Over the counter medicines like Sominex are really just antihistamines that have the side effect of drowsiness in some people. If they work for you, fine. But they are not recommended for long term use.

As a last resort you can talk with your doctor about prescribed sleeping medication to be used on a short term and irregular basis. You should be aware that there are currently no safe and effective medications available for long term nightly use. There is, however, a new medication which can be taken in the middle of the night if you can't sleep and is mostly out of your system by morning. Again, this is not for long term nightly use.

Another answer is creative napping!


How to get the most of naps.

Your body "wants" to take a nap in the early afternoon. This is a fact recognized in countries where an afternoon siesta is built into the work day. Farmers in America, a chronically sleep deprived country, are lucky in one sense. They often can make their own schedule and catch a nap after lunch.

Any nap over three minutes is better than none. A ten minute nap can have amazing restorative power. An hour long nap is excellent as long as you don't wake too abruptly during the wrong level of sleep. Several ten minute naps can be just as effective as a longer uninterrupted nap. Once you get into a pattern your body learns to maximize the restorative power of your nap cycles. But you have to be consistent. Don't fool with Mother Nature.

Studies of individuals who soloed across the Atlantic on sailboats show that you can actually get by for days at a time just taking naps. You can also "store sleep" in advance of a period where you know you'll be going without sleep by sleeping a little extra a few days prior to the time you'll be unable to sleep.

Creative Napping

Ideally you should allow yourself to take a nap on a break and if you can't go home, make a "nap room" available. The room should be dark and comfortable, with both a cot and a recliner to suit personal preferences. If you don't already have one, get an extended cab pick-up next time you need another truck so the seats recline and you can nap there. If inside where you can control your environment, the temperature should be around 70 (people actually fall asleep best when the temperature is between 70 and 80, but sleep better when the temperature is lower). You should have a "white noise" machine to use if noise distraction keep you awake.

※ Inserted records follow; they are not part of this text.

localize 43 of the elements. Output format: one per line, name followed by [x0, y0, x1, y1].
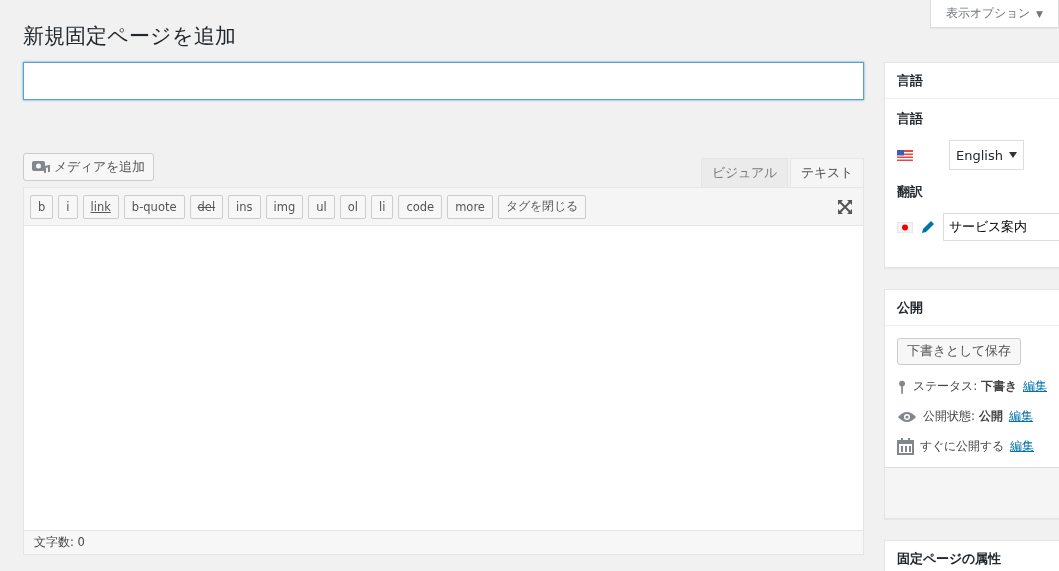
quicktag-button[interactable]: i: [58, 194, 78, 219]
media-icon: [32, 159, 50, 175]
quicktag-button[interactable]: b: [30, 194, 54, 219]
quicktag-button[interactable]: タグを閉じる: [497, 194, 586, 219]
quicktag-button[interactable]: ol: [339, 194, 366, 219]
calendar-icon: [897, 438, 914, 455]
field-label: 翻訳: [897, 184, 924, 201]
caret-icon: [1008, 152, 1017, 158]
editor-tab[interactable]: ビジュアル: [701, 158, 788, 187]
quicktag-button[interactable]: code: [398, 194, 443, 219]
pin-icon: [897, 378, 908, 395]
panel-title: 公開: [885, 290, 1059, 326]
quicktag-button[interactable]: ins: [228, 194, 261, 219]
edit-link[interactable]: 編集: [1010, 438, 1034, 455]
save-draft-button[interactable]: 下書きとして保存: [897, 338, 1021, 365]
language-select[interactable]: English: [949, 140, 1024, 170]
quicktag-button[interactable]: link: [82, 194, 119, 219]
publish-info: すぐに公開する: [920, 438, 1004, 455]
publish-info: 公開状態: 公開: [923, 408, 1003, 425]
panel-title: 言語: [885, 63, 1059, 99]
quicktag-button[interactable]: more: [447, 194, 493, 219]
quicktag-button[interactable]: img: [265, 194, 304, 219]
publish-info: ステータス: 下書き: [913, 378, 1017, 395]
panel-title: 固定ページの属性: [896, 549, 1002, 568]
fullscreen-icon[interactable]: [837, 198, 853, 215]
translation-input[interactable]: サービス案内: [943, 213, 1059, 241]
quicktag-button[interactable]: b-quote: [123, 194, 185, 219]
eye-icon: [897, 409, 917, 424]
title-input[interactable]: [23, 62, 864, 100]
edit-link[interactable]: 編集: [1008, 408, 1033, 425]
add-media-button[interactable]: メディアを追加: [23, 153, 154, 181]
page-title: 新規固定ページを追加: [23, 23, 237, 50]
quicktag-button[interactable]: li: [371, 194, 394, 219]
screen-options-button[interactable]: 表示オプション ▼: [930, 0, 1059, 28]
edit-link[interactable]: 編集: [1023, 378, 1047, 395]
quicktag-button[interactable]: ul: [308, 194, 335, 219]
field-label: 言語: [897, 111, 924, 128]
flag-icon: [897, 149, 913, 161]
word-count: 文字数: 0: [34, 535, 85, 550]
editor-tab[interactable]: テキスト: [790, 158, 864, 187]
pencil-icon[interactable]: [921, 220, 935, 234]
quicktag-button[interactable]: del: [189, 194, 224, 219]
flag-icon: [897, 221, 913, 233]
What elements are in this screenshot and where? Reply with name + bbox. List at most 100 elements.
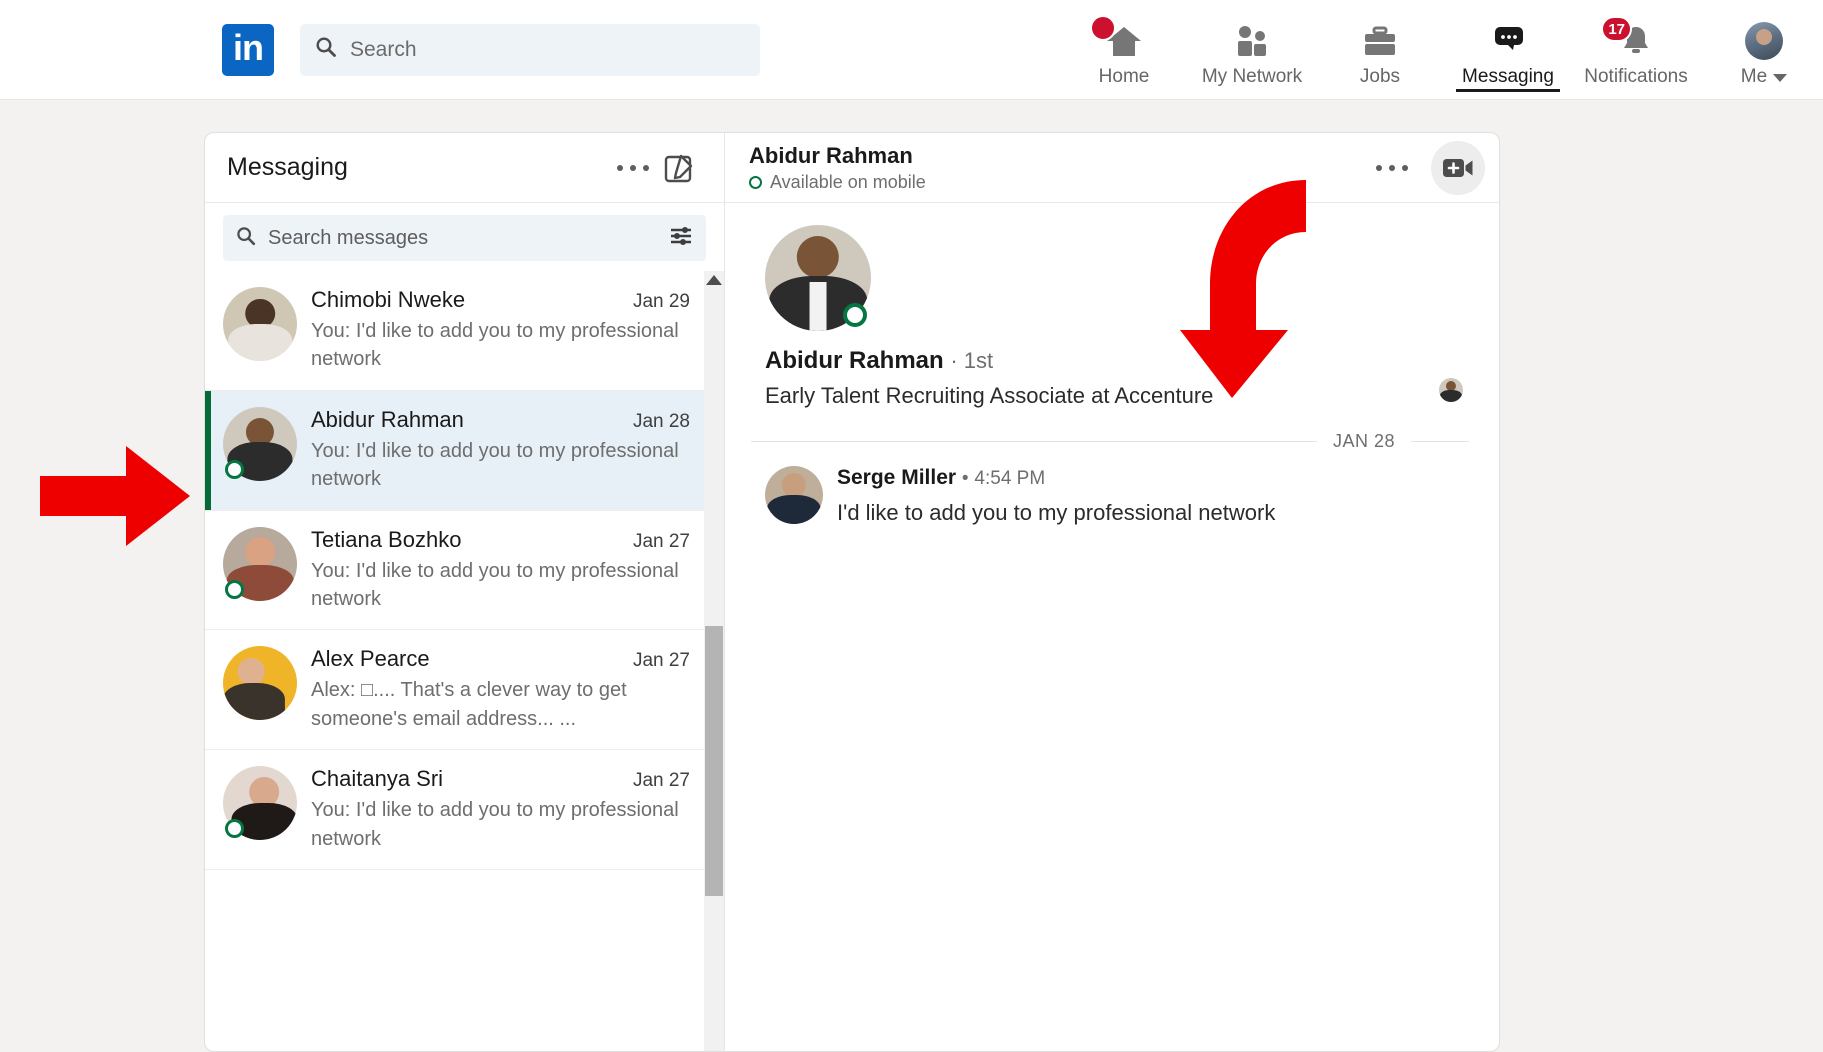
conversation-list-column: Messaging Search messages Chimobi Nweke … — [205, 133, 725, 1051]
date-divider-label: JAN 28 — [1332, 431, 1395, 451]
nav-label-messaging: Messaging — [1462, 66, 1554, 87]
presence-indicator — [843, 303, 867, 327]
conversation-name: Tetiana Bozhko — [311, 526, 462, 552]
conversation-preview: Alex: □.... That's a clever way to get s… — [311, 679, 627, 730]
linkedin-logo[interactable]: in — [222, 23, 274, 76]
conversation-name: Alex Pearce — [311, 646, 430, 672]
nav-label-me: Me — [1740, 66, 1768, 87]
search-messages-placeholder: Search messages — [268, 226, 429, 249]
nav-label-my-network: My Network — [1201, 66, 1303, 87]
nav-item-my-network[interactable]: My Network — [1188, 6, 1316, 92]
message-thread-column: Abidur Rahman Available on mobile Abidur… — [725, 133, 1499, 1051]
people-icon — [1232, 19, 1272, 63]
conversation-date: Jan 28 — [632, 410, 690, 432]
conversation-item-tetiana-bozhko[interactable]: Tetiana Bozhko Jan 27 You: I'd like to a… — [205, 510, 704, 631]
compose-message-icon[interactable] — [656, 145, 702, 191]
thread-profile-avatar[interactable] — [765, 225, 871, 331]
me-label-row: Me — [1740, 63, 1788, 92]
conversation-date: Jan 29 — [632, 291, 690, 312]
more-options-icon[interactable] — [610, 145, 656, 191]
home-badge-dot — [1090, 15, 1116, 41]
conversation-name: Chimobi Nweke — [311, 287, 466, 312]
thread-status-text: Available on mobile — [770, 171, 926, 192]
chevron-down-icon — [1773, 73, 1788, 82]
nav-item-notifications[interactable]: 17 Notifications — [1572, 6, 1700, 92]
conversation-list-scrollbar[interactable] — [704, 271, 724, 1051]
nav-right-group: Home My Network Jobs Messaging 17 Notifi… — [1060, 6, 1823, 92]
nav-active-underline — [1456, 89, 1560, 92]
thread-contact-name: Abidur Rahman — [749, 142, 913, 168]
thread-contact-status: Available on mobile — [749, 172, 1369, 193]
scrollbar-thumb[interactable] — [705, 626, 723, 896]
conversation-item-chaitanya-sri[interactable]: Chaitanya Sri Jan 27 You: I'd like to ad… — [205, 750, 704, 870]
conversation-scroll-area: Chimobi Nweke Jan 29 You: I'd like to ad… — [205, 271, 724, 1051]
date-divider: JAN 28 — [751, 431, 1469, 452]
nav-label-notifications: Notifications — [1584, 66, 1688, 87]
message-bubble-icon — [1488, 19, 1528, 63]
conversation-date: Jan 27 — [632, 770, 690, 792]
conversation-preview: You: I'd like to add you to my professio… — [311, 320, 679, 371]
thread-body: Abidur Rahman · 1st Early Talent Recruit… — [725, 203, 1499, 1051]
nav-left-group: in Search — [222, 23, 760, 76]
conversation-date: Jan 27 — [632, 530, 690, 552]
thread-profile-name[interactable]: Abidur Rahman · 1st — [765, 347, 1469, 375]
notifications-badge: 17 — [1601, 16, 1632, 42]
message-separator: • — [961, 468, 969, 489]
briefcase-icon — [1360, 19, 1400, 63]
presence-ring-icon — [749, 175, 762, 189]
message-time: 4:54 PM — [974, 468, 1046, 489]
thread-header-texts: Abidur Rahman Available on mobile — [749, 143, 1369, 193]
more-options-icon[interactable] — [1369, 145, 1415, 191]
global-search-placeholder: Search — [350, 37, 417, 61]
message-text: I'd like to add you to my professional n… — [837, 500, 1276, 525]
video-call-add-icon[interactable] — [1431, 140, 1485, 195]
search-icon — [314, 35, 338, 64]
home-icon — [1090, 15, 1144, 63]
conversation-body: Chaitanya Sri Jan 27 You: I'd like to ad… — [311, 766, 690, 853]
conversation-name: Abidur Rahman — [311, 406, 464, 432]
conversation-preview: You: I'd like to add you to my professio… — [311, 559, 679, 610]
divider-line-left — [751, 441, 1317, 442]
avatar — [223, 287, 297, 361]
conversation-preview: You: I'd like to add you to my professio… — [311, 799, 679, 850]
search-icon — [235, 225, 257, 252]
conversation-body: Tetiana Bozhko Jan 27 You: I'd like to a… — [311, 527, 690, 614]
profile-name-text: Abidur Rahman — [765, 347, 944, 374]
message-main: Serge Miller • 4:54 PM I'd like to add y… — [837, 466, 1469, 528]
messaging-panel: Messaging Search messages Chimobi Nweke … — [204, 132, 1500, 1052]
avatar[interactable] — [765, 466, 823, 524]
nav-item-messaging[interactable]: Messaging — [1444, 6, 1572, 92]
avatar — [223, 526, 297, 601]
nav-label-jobs: Jobs — [1359, 66, 1401, 87]
conversation-body: Chimobi Nweke Jan 29 You: I'd like to ad… — [311, 287, 690, 374]
page-body: Messaging Search messages Chimobi Nweke … — [0, 100, 1823, 1052]
me-avatar — [1745, 19, 1783, 63]
conversation-item-abidur-rahman[interactable]: Abidur Rahman Jan 28 You: I'd like to ad… — [205, 390, 704, 511]
conversation-list: Chimobi Nweke Jan 29 You: I'd like to ad… — [205, 271, 704, 870]
divider-line-right — [1411, 441, 1469, 442]
avatar — [223, 406, 297, 481]
conversation-date: Jan 27 — [632, 650, 690, 672]
conversation-body: Alex Pearce Jan 27 Alex: □.... That's a … — [311, 646, 690, 733]
conversation-item-alex-pearce[interactable]: Alex Pearce Jan 27 Alex: □.... That's a … — [205, 630, 704, 751]
search-messages-input[interactable]: Search messages — [223, 215, 706, 261]
nav-item-me[interactable]: Me — [1700, 6, 1823, 92]
arrow-pointing-to-selected-conversation — [40, 446, 190, 546]
filter-icon[interactable] — [668, 223, 694, 254]
nav-item-jobs[interactable]: Jobs — [1316, 6, 1444, 92]
top-navigation-bar: in Search Home My Network Jobs Messaging… — [0, 0, 1823, 100]
avatar — [223, 766, 297, 841]
message-sender: Serge Miller — [837, 466, 957, 489]
avatar — [223, 646, 297, 721]
message-item: Serge Miller • 4:54 PM I'd like to add y… — [751, 466, 1469, 528]
scroll-up-arrow-icon[interactable] — [706, 275, 722, 285]
avatar — [1745, 22, 1783, 60]
bell-icon: 17 — [1601, 16, 1656, 63]
connection-degree: · 1st — [950, 348, 994, 373]
conversation-item-chimobi-nweke[interactable]: Chimobi Nweke Jan 29 You: I'd like to ad… — [205, 271, 704, 391]
presence-indicator — [225, 819, 244, 839]
global-search-box[interactable]: Search — [300, 23, 760, 76]
message-meta: Serge Miller • 4:54 PM — [837, 466, 1469, 490]
nav-item-home[interactable]: Home — [1060, 6, 1188, 92]
conversation-name: Chaitanya Sri — [311, 766, 444, 792]
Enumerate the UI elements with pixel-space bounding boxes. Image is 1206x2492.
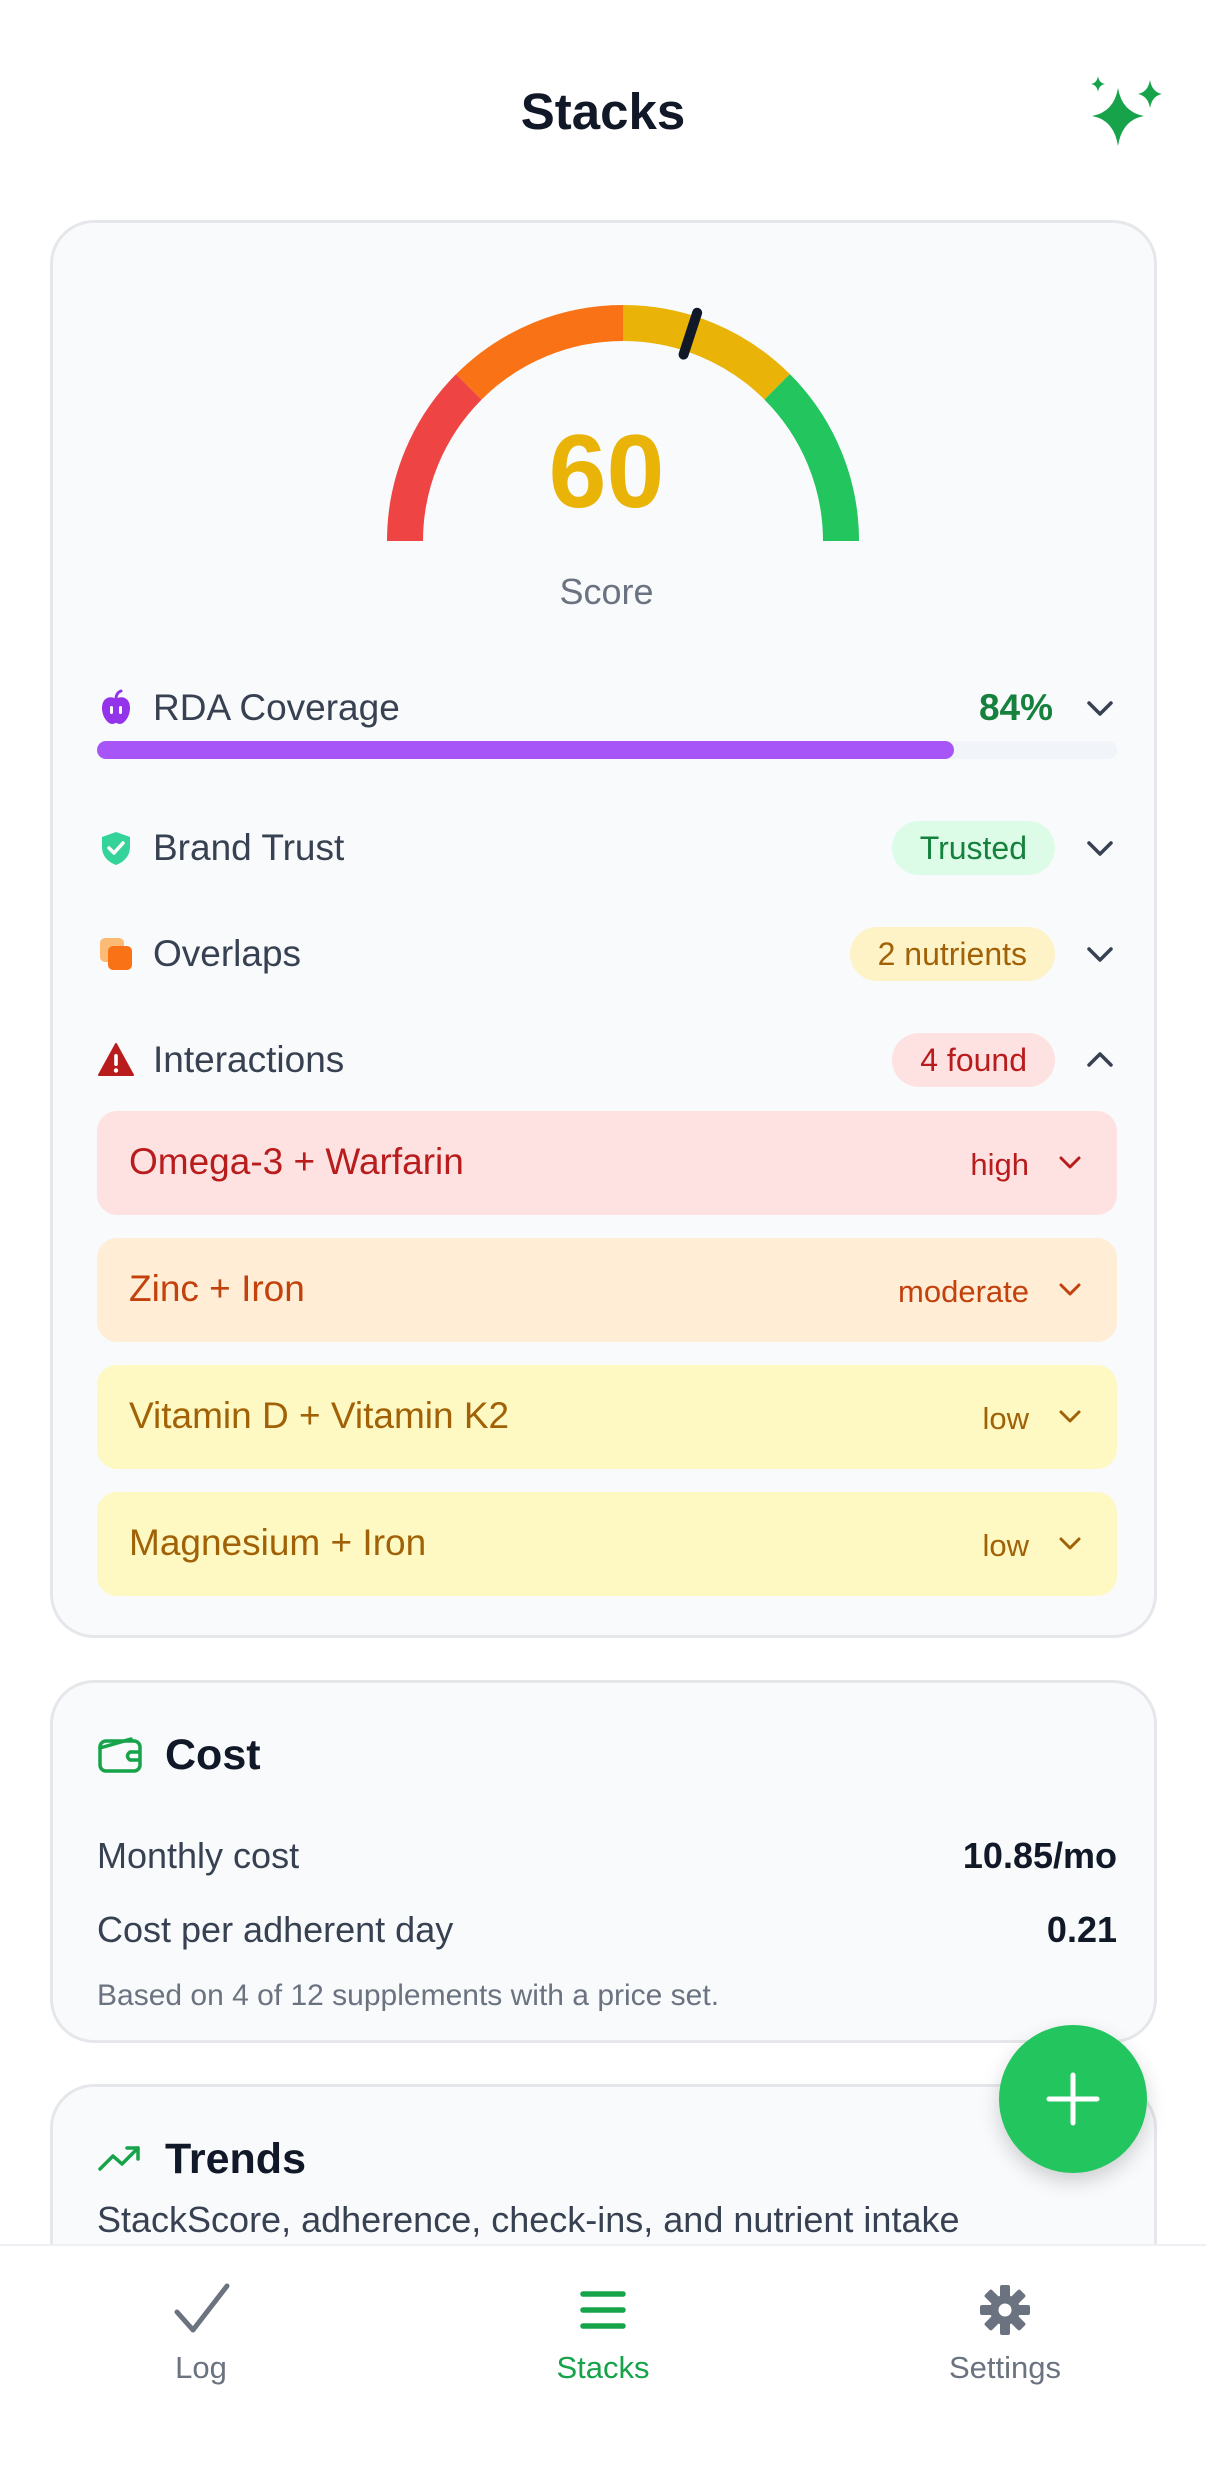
chevron-down-icon bbox=[1059, 1283, 1081, 1296]
sparkles-icon bbox=[1091, 76, 1162, 146]
chevron-down-icon bbox=[1059, 1410, 1081, 1423]
monthly-cost-value: 10.85/mo bbox=[962, 1835, 1117, 1876]
warning-triangle-icon bbox=[98, 1043, 134, 1076]
rda-coverage-label: RDA Coverage bbox=[153, 687, 400, 728]
tab-stacks[interactable]: Stacks bbox=[402, 2246, 804, 2492]
shield-check-icon bbox=[102, 832, 130, 865]
header: Stacks bbox=[0, 0, 1206, 200]
score-value: 60 bbox=[548, 414, 665, 530]
cost-card: Cost Monthly cost 10.85/mo Cost per adhe… bbox=[50, 1680, 1157, 2043]
overlaps-badge: 2 nutrients bbox=[849, 927, 1055, 981]
brand-trust-row[interactable]: Brand Trust Trusted bbox=[97, 813, 1117, 883]
interaction-item[interactable]: Magnesium + Iron low bbox=[97, 1492, 1117, 1596]
list-icon bbox=[580, 2291, 626, 2329]
interaction-severity: moderate bbox=[898, 1274, 1029, 1309]
rda-progress-bar bbox=[97, 741, 1117, 759]
score-card: 60 Score RDA Coverage 84% Brand Trust Tr… bbox=[50, 220, 1157, 1638]
plus-icon bbox=[1046, 2072, 1100, 2126]
interaction-name: Omega-3 + Warfarin bbox=[129, 1141, 464, 1182]
chevron-down-icon bbox=[1087, 947, 1113, 962]
chevron-down-icon bbox=[1059, 1537, 1081, 1550]
interaction-item[interactable]: Zinc + Iron moderate bbox=[97, 1238, 1117, 1342]
interactions-badge: 4 found bbox=[892, 1033, 1055, 1087]
interactions-label: Interactions bbox=[153, 1039, 345, 1080]
gauge-segment bbox=[456, 305, 624, 400]
rda-coverage-row[interactable]: RDA Coverage 84% bbox=[97, 673, 1117, 743]
tab-label: Log bbox=[175, 2350, 227, 2385]
cost-title: Cost bbox=[165, 1731, 261, 1779]
chevron-down-icon bbox=[1087, 701, 1113, 716]
add-button[interactable] bbox=[999, 2025, 1147, 2173]
trends-subtitle: StackScore, adherence, check-ins, and nu… bbox=[97, 2199, 960, 2240]
interaction-item[interactable]: Omega-3 + Warfarin high bbox=[97, 1111, 1117, 1215]
cost-per-day-value: 0.21 bbox=[1046, 1909, 1117, 1950]
apple-icon bbox=[102, 689, 130, 724]
overlap-squares-icon bbox=[100, 938, 132, 970]
rda-progress-fill bbox=[97, 741, 954, 759]
monthly-cost-label: Monthly cost bbox=[97, 1835, 300, 1876]
trends-title: Trends bbox=[165, 2135, 306, 2183]
overlaps-row[interactable]: Overlaps 2 nutrients bbox=[97, 919, 1117, 989]
checkmark-icon bbox=[174, 2283, 230, 2333]
chevron-down-icon bbox=[1087, 841, 1113, 856]
cost-note: Based on 4 of 12 supplements with a pric… bbox=[97, 1979, 720, 2012]
score-label: Score bbox=[559, 571, 654, 612]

You might want to use one of those little electronic kitchen timers to regulate how long you nap.  Try to figure out exactly how to time the nap so you wake up refreshed, and not from too deep a sleep. If you wake from the wrong sleep level abruptly you may feel disoriented and it could take a few minutes to recover your senses. Also, you don't want to sleep too long, so you have trouble falling asleep at night.

More science.

In order for most people to cycle through the levels of sleep needed to restore and revitalize their bodies they need three hours of uninterrupted sleep. Some people teach their bodies to adjust to sleeping in two blocks of time in a twenty-four hour period and report this has worked well for them for years. Human beings are essentially biphasic sleepers, which means that we are designed to sleep in two periods during each twenty-four hour period. The ideal seems to be the "afternoon siesta" practiced equatorial countries. People have a natural low point during the afternoon (or midpoint during a midnight shift, about an hour after eating) where they become drowsy. This is when your body wants to take a nap and when the miracle drug, caffeine, is consumed in great quantities along with the added carbo-charge of a donut or two.

You can tell if you are sleep deprived if you find yourself "making up for lost sleep" on your days off and sleeping ten or twelve hours at a stretch. Fortunately, you can recover from sleep deprivation if you sleep several extra hours for two or three days. In fact, if you stayed up for eight days and nights, you could fully recover within three days.